And then it rained.
Five minutes into the ride, less than a mile from home, and, uncharacteristically, but with good fortune, wearing a cap beneath my helmet, the rain poured down upon me, making a mockery of my mudguards.
The heavens opened with such promptness that the only positive I could draw from the deluge was that it would soon pass. Only a shower could maintain such ferocity, I thought, and pedaled on, consoled by the notion that dryer roads would surely lie ahead.
The feeling that rain will soon pass brings a certain pleasure. I am no longer the idiot in line for a three-hour soaking, but instead the dedicated athlete, unwilling to allow even the slightest interruption to his training.
Sure enough, within 10 minutes, and still a long way from soaked, the rain stopped as suddenly as it had begun. There was even a mild warmth to a sun suddenly revealed by shifting clouds, and what had started as an uneventful Saturday afternoon spin had turned in to a useful test of the kit in which I was attired.
As I pressed on through the next town and into the countryside beyond, I was no longer aware of the “what the heck is he doing?” glances from passing cars and pedestrians, and felt pleased to have survived my narrow brush with drowning.
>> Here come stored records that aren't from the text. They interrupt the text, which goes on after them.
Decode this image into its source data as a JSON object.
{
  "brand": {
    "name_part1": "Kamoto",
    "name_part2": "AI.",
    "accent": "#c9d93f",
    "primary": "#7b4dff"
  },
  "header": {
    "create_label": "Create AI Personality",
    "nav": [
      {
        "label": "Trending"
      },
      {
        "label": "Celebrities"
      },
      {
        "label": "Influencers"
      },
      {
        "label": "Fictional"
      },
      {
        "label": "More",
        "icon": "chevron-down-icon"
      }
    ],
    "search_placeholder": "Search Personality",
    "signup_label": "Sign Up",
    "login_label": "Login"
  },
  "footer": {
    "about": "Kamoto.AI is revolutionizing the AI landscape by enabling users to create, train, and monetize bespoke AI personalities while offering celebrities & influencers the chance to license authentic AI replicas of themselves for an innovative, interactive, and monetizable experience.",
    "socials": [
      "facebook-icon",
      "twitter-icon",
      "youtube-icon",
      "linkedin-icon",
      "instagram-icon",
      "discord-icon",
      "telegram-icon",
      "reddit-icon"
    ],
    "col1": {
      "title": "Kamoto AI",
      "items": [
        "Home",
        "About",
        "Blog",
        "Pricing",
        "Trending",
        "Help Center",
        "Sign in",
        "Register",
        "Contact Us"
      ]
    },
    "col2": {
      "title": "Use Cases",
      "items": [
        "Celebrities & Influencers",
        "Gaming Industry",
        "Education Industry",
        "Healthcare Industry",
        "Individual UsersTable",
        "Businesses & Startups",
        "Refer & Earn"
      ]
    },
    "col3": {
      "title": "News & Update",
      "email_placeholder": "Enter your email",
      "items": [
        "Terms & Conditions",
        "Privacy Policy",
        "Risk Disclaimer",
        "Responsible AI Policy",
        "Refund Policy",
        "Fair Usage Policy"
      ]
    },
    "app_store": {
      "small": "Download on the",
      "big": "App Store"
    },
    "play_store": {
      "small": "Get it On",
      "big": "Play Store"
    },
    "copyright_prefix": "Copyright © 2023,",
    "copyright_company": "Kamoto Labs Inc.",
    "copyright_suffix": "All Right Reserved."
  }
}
My optimism was short lived, however. Deep into the countryside, the heavens opened again. I shared a significant nod with two oncoming cyclists, a silent gesture of mutual respect, one whose subtext ran along the lines of, “Sure, there are easier ways to spend a Saturday afternoon, but loitering in a bike shop will always lead to purchases that are not strictly essential”.
A few miles further, and three more cyclists appeared on the horizon. I caught them easily, and when passing, the reason for my ‘superiority’ became clear: they were touring cyclists of a certain age, an object of derision to my younger self, but now a beacon of hope: if I am riding in such beautiful surroundings and with such contempt from conditions in 30 years time, I will do so proudly.
We shared a wave and the camaraderie of fellow battlers against the weather. Our faces were stung by the velocity of the rain drops, but we would not be cowed. The show, or the ride at least, went on.
Regrettably, so did the rain. I placed my hands on the ‘tops’, balled my fists, and watched the water emerge in torrents. My gloves were literally wringing wet and my feet were more than damp. Wool socks were my only hope of retaining any sensation in my feet; mercifully, they lived up to the billing.
And then it stopped. The rain ended as if a tap has been turned, and, as on the previous occasion, sunlight emerged, drying me within minutes, and providing an unexpected warmth. I abandoned plans to cut short the ride, and continued along the drying, and inviting road ahead.